Strengths of the work include: (i) an automated, reproducible pipeline for mining domain terminology and generating large‑scale safety data, dramatically reducing the cost of manual expert annotation; (ii) a high‑quality, expert‑validated test set that directly measures robustness to professional‑level threats; (iii) open‑source release of code, data, and model weights, facilitating community replication and extension to new domains.

Limitations are also acknowledged. The current focus on only three domains means the approach must be re‑engineered for other high‑risk fields such as manufacturing, education, or defense. Dependence on GPT‑4o for data generation may introduce bias or drift if the underlying model changes.

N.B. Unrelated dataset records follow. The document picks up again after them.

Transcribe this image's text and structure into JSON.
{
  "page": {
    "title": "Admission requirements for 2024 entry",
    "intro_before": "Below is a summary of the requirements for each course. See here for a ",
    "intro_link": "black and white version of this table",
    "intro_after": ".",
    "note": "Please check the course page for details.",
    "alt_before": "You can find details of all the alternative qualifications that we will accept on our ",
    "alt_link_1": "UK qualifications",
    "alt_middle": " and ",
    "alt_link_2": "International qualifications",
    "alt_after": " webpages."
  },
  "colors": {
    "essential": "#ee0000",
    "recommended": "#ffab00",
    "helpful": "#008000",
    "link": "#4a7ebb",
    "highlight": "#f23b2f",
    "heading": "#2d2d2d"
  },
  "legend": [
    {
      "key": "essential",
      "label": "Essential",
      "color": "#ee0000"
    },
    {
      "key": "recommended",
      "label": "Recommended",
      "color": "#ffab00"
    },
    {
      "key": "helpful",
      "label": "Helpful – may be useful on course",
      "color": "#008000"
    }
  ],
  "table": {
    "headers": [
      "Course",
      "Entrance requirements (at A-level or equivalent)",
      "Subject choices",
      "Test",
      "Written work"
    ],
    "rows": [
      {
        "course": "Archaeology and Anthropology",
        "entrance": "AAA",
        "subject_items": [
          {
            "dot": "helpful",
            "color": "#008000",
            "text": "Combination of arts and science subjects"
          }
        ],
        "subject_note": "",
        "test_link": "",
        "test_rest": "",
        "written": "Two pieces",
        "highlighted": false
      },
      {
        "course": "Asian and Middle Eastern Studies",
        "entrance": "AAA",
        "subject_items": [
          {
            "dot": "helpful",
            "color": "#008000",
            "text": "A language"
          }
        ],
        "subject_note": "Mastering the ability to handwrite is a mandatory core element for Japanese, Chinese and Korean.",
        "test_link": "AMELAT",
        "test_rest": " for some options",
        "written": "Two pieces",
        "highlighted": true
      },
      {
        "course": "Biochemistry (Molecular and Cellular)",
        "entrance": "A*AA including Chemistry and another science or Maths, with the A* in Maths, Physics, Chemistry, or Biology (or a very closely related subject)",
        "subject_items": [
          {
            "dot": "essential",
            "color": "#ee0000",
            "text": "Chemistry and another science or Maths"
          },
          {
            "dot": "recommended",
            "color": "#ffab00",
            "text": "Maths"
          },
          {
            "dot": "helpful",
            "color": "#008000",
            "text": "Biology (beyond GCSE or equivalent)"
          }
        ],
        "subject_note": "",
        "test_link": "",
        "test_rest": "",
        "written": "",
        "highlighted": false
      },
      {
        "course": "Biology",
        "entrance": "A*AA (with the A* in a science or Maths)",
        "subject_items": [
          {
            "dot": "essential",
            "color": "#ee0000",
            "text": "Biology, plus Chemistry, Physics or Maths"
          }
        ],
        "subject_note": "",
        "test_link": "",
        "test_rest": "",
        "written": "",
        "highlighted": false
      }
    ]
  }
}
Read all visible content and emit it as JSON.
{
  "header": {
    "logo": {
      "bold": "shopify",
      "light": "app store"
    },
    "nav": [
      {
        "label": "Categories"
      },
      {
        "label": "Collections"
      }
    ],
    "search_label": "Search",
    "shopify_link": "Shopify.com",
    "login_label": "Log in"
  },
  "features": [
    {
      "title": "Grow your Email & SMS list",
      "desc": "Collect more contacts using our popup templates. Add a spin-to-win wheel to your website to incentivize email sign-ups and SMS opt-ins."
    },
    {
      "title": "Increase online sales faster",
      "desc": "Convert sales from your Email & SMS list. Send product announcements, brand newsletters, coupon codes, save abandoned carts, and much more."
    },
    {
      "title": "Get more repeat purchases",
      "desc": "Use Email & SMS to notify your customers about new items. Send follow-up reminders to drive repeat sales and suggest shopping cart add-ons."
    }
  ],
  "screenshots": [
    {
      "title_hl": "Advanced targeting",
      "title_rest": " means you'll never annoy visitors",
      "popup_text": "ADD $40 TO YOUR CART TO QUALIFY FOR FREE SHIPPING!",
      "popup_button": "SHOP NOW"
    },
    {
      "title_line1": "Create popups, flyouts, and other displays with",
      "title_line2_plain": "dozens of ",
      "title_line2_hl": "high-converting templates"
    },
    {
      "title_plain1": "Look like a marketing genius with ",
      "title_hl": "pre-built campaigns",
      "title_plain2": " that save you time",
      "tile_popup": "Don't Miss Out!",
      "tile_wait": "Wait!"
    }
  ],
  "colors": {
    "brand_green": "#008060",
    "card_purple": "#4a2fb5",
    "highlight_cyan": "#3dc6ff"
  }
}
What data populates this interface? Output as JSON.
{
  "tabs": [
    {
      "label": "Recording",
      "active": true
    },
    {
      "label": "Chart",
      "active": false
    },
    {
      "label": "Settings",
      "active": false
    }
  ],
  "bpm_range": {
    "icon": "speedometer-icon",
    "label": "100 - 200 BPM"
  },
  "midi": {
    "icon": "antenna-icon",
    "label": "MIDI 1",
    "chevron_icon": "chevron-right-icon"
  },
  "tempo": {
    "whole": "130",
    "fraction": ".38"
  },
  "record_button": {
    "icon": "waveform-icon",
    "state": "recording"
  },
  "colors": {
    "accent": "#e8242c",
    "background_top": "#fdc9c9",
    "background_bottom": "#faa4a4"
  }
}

Moreover, the paper omits detailed hyper‑parameter settings and model architecture diagrams, which could hinder exact replication.

Future research directions suggested include: (a) integrating domain‑specific attention layers or meta‑learning to enable rapid adaptation to new sectors; (b) establishing a continuous human‑LLM feedback loop for incremental dataset updates; (c) extending the framework to multilingual and cross‑cultural policy contexts.

In summary, ExpGuard and the ExpGuardMix dataset constitute a significant step toward “specialized domain guardrails” for LLMs. By combining an automated terminology‑driven data pipeline with expert validation and open‑source distribution, the authors provide a practical, scalable solution for safeguarding LLM deployments in finance, healthcare, and law, and lay the groundwork for broader, domain‑aware AI safety.